А все разговоры в палатах, в курилке были о Сталинграде. Тогда никто еще не знал, чем и когда закончится эта битва. Но все понимали одно: там идет борьба не на жизнь, а на смерть. И каждый физически ощущал нечеловеческое напряжение этой битвы, потому что дальше Волги немца пустить нельзя. И так сколько земли потеряно. А почему, никто не знал. Вроде воевали хорошо, а прёт немец, и нет ему остановки. Сколько крови пролито, кто-кто, а уж лежащие на койках знали.

Но едва черная тарелка, висевшая на стене, издавала хрип, весь госпиталь замирал. И тишина наступала такая, что, казалось, слышно, как люди дышат. А из репродуктора неслось:

– Вчера после упорных и продолжительных боёв освобождён…

Пирожок

Он долго смотрел на немца в прицел: маленький круглый фельдфебель, держа одной рукой за грудки, ладонью другой бил по лицу молодого солдата.

Зайцеву давно хотелось убрать надоевшее круглое лицо, но как-то не предоставлялся случай. И этот «колобок», как его окрестил Зайцев, был предельно осторожен. Война даже дурака выучит, если он выживет. Нет, он не дурак, чтоб подставлять голову под пули. Но сейчас злоба на молодого солдата, опрокинувшего на него котелок с горячим супом, кипела в нём, и, забыв про осторожность, Дитер Бирц стал его воспитывать. Схватил за грудки левой рукой, а правой бил наотмашь по щекам. Злость выбила его из колеи, злость заставила забыть об опасности.

Молодой солдат отступал, а он, не отпуская, шел за ним и продолжал бить наотмашь ладонью по лицу. И голова Пирожка поднялась над бруствером. А этого не следовало делать.

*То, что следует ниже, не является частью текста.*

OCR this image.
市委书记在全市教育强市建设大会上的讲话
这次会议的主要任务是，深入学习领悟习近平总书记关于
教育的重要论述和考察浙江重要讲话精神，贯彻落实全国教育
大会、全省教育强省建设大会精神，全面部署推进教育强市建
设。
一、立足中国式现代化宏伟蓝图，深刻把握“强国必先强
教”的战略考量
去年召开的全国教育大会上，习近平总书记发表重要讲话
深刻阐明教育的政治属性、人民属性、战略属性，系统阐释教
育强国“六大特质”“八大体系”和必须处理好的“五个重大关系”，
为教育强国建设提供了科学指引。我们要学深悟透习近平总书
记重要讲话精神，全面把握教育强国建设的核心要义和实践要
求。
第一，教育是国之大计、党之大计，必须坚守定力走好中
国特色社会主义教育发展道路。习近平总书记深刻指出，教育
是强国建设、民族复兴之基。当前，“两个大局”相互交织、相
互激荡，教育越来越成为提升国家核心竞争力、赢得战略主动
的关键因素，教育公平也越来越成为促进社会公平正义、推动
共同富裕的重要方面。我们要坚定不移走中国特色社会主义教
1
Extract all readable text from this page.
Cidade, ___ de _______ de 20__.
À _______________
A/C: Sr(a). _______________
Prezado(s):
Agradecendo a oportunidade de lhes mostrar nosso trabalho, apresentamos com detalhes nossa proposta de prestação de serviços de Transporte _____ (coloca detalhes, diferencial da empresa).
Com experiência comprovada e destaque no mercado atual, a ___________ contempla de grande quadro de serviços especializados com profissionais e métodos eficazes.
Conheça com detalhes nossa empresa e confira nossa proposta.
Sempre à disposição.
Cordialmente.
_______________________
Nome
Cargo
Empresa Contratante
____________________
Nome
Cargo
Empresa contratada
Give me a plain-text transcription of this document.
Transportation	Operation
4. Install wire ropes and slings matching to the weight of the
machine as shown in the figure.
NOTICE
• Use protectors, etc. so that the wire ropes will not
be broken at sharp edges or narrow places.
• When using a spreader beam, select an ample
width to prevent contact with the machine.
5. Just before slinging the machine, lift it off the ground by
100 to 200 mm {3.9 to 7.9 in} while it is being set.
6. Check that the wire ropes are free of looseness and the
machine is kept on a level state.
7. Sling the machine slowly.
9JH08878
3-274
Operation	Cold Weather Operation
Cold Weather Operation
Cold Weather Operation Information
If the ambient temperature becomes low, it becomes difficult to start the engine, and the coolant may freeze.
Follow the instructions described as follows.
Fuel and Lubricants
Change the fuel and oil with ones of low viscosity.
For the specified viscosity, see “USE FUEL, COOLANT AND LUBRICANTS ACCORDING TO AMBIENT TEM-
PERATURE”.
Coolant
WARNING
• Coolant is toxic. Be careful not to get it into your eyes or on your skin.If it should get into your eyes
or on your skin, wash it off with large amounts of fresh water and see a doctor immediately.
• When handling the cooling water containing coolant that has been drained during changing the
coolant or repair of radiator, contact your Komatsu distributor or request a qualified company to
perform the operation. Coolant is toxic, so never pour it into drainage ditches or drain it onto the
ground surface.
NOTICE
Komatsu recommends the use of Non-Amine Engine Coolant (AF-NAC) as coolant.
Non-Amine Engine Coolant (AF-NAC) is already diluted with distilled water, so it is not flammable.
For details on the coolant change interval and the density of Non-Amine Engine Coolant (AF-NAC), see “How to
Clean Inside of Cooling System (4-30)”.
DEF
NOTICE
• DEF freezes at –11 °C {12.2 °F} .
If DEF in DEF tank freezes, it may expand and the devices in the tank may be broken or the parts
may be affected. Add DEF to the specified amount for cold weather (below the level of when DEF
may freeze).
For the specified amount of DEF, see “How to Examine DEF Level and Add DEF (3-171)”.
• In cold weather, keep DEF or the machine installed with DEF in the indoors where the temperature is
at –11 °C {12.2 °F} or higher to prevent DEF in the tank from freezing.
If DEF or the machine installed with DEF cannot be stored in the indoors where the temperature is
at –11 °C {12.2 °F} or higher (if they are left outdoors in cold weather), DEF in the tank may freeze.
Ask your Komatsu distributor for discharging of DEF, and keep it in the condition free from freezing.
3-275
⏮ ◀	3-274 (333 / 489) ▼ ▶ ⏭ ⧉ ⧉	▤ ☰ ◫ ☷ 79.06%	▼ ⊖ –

Сколько раз он повторял другим про осторожность. Сколько раз, тыкая пальцем в убитого снайпером, а снайпер всегда стреляет в голову, говорил, брызгая слюной:

– Я говорил, я предупреждал.

И вот забыл сам золотое правило – не стой на линии огня. Высунулся больше чем следовало.

Зайцев, затаив дыхание, плавно нажал на курок. Толчок в плечо – и голова фельдфебеля на другой стороне улицы, брызнув кровью и студенистыми мозгами, откинулась в сторону. Руки разжались, и он, выпустив Эриха Юнга, как обмякший мешок, сполз на дно окопа, чтобы больше никогда не подняться.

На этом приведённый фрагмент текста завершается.